Chicago Cubs’ shortstop, Starlin Castro is in the middle of his fifth season in the big leagues and, on the whole, his career has been marked by drastic inconsistency. Castro has played like the best shortstop in baseball at times, between a 200-hit season, back-to-back 20 stolen base seasons and his ability to make acrobatic plays in the field. But Castro has also shown us his other side; mentally weak, unfocused, and immature. If the Cubs, indeed, plan on competing as soon as 2015 or 2016 they need to figure out if Castro is more Dr. Jekyll or Mr. Hyde.
Even this year alone we have been able to see Castro reach dramatic highs and lows:
(stats per ESPN.com)
Peaks and valleys are normal throughout a 162-game season, but Starlin Castro undulates so dramatically, from stud to dud, (seemingly) every month and that he becomes almost useless to the Cubs. Starlin Castro will be a leader on the field for the Cubs as they make the push for a world series title and if he cannot stay more consistent he will not be able to contribute the way that we expect him to. Here is another way of looking at it; how many times have we said that Starlin Castro is carrying the Cubs’ offense? On this site we have noted multiple times that Castro & Anthony Rizzo have carried the team or that Rizzo has carried the team, but not once have we written about Starlin Castro’s ability to carry an offense.
Don’t read this the wrong way; everyone wants Starlin Castro to succeed. We would love to see him hit .300 with 200 hits again. But how realistic is that? Castro is in the middle of eight-year, 60.5 million dollar deal that is very team-friendly, given he performs at a high level, but if is performance does not rebound he will become expendable. The biggest reason for that is the presence of Javier Baez and Addison Russell.
The Cubs’ unbelievable depth at the shortstop position is a “great problem” to have, but eventually all problems have to be resolved, even “great problems”. And the way to solve this problem is to either change positions or change teams.

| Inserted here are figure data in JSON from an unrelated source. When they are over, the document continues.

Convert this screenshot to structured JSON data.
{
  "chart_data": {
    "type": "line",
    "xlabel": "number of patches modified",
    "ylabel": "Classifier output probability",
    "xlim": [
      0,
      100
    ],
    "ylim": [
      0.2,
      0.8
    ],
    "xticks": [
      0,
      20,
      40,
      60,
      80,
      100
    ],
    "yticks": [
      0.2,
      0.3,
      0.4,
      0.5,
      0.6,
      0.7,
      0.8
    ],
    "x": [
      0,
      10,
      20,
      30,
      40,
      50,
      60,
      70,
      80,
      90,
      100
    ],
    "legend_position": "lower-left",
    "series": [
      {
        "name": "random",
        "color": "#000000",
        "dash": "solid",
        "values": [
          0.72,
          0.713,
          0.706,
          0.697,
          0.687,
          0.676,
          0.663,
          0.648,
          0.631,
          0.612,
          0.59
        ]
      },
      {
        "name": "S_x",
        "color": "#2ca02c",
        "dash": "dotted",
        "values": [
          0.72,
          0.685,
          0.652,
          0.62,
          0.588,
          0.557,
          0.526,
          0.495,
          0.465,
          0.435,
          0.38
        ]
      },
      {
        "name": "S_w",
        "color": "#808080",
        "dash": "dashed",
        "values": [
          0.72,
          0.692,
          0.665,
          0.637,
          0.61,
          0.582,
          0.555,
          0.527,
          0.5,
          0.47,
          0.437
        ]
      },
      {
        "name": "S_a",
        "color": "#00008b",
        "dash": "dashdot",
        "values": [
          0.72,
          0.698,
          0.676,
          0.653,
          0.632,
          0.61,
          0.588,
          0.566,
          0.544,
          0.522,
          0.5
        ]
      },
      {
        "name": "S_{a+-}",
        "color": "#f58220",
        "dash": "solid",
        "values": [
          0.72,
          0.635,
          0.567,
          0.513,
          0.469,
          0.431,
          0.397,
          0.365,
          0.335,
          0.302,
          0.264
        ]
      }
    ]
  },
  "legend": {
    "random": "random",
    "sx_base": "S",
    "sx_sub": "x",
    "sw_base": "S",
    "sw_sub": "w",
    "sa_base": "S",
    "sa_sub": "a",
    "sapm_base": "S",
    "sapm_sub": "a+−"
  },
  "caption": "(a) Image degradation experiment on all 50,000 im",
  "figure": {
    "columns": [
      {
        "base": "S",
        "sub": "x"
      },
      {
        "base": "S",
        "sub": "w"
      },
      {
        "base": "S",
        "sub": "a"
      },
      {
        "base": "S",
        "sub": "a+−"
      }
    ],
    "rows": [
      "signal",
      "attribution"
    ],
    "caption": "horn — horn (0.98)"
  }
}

A quick poll of Cubs’ fans would probably indicate that they would rather keep Starlin Castro because we have watched him grow up in Chicago for the past five years. How Castro finishes this season will have an impact on his future in Chicago; it will dictate how much rope he is given by the front office. Over the last three seasons, Castro has been a .267 hitter in the month of August and a .302 hitter in September. Who knows what Starlin Castro’s future might hold, but one thing is for sure; he has the ability to shape the future of the Cubs with his play over the next few months and the next few seasons.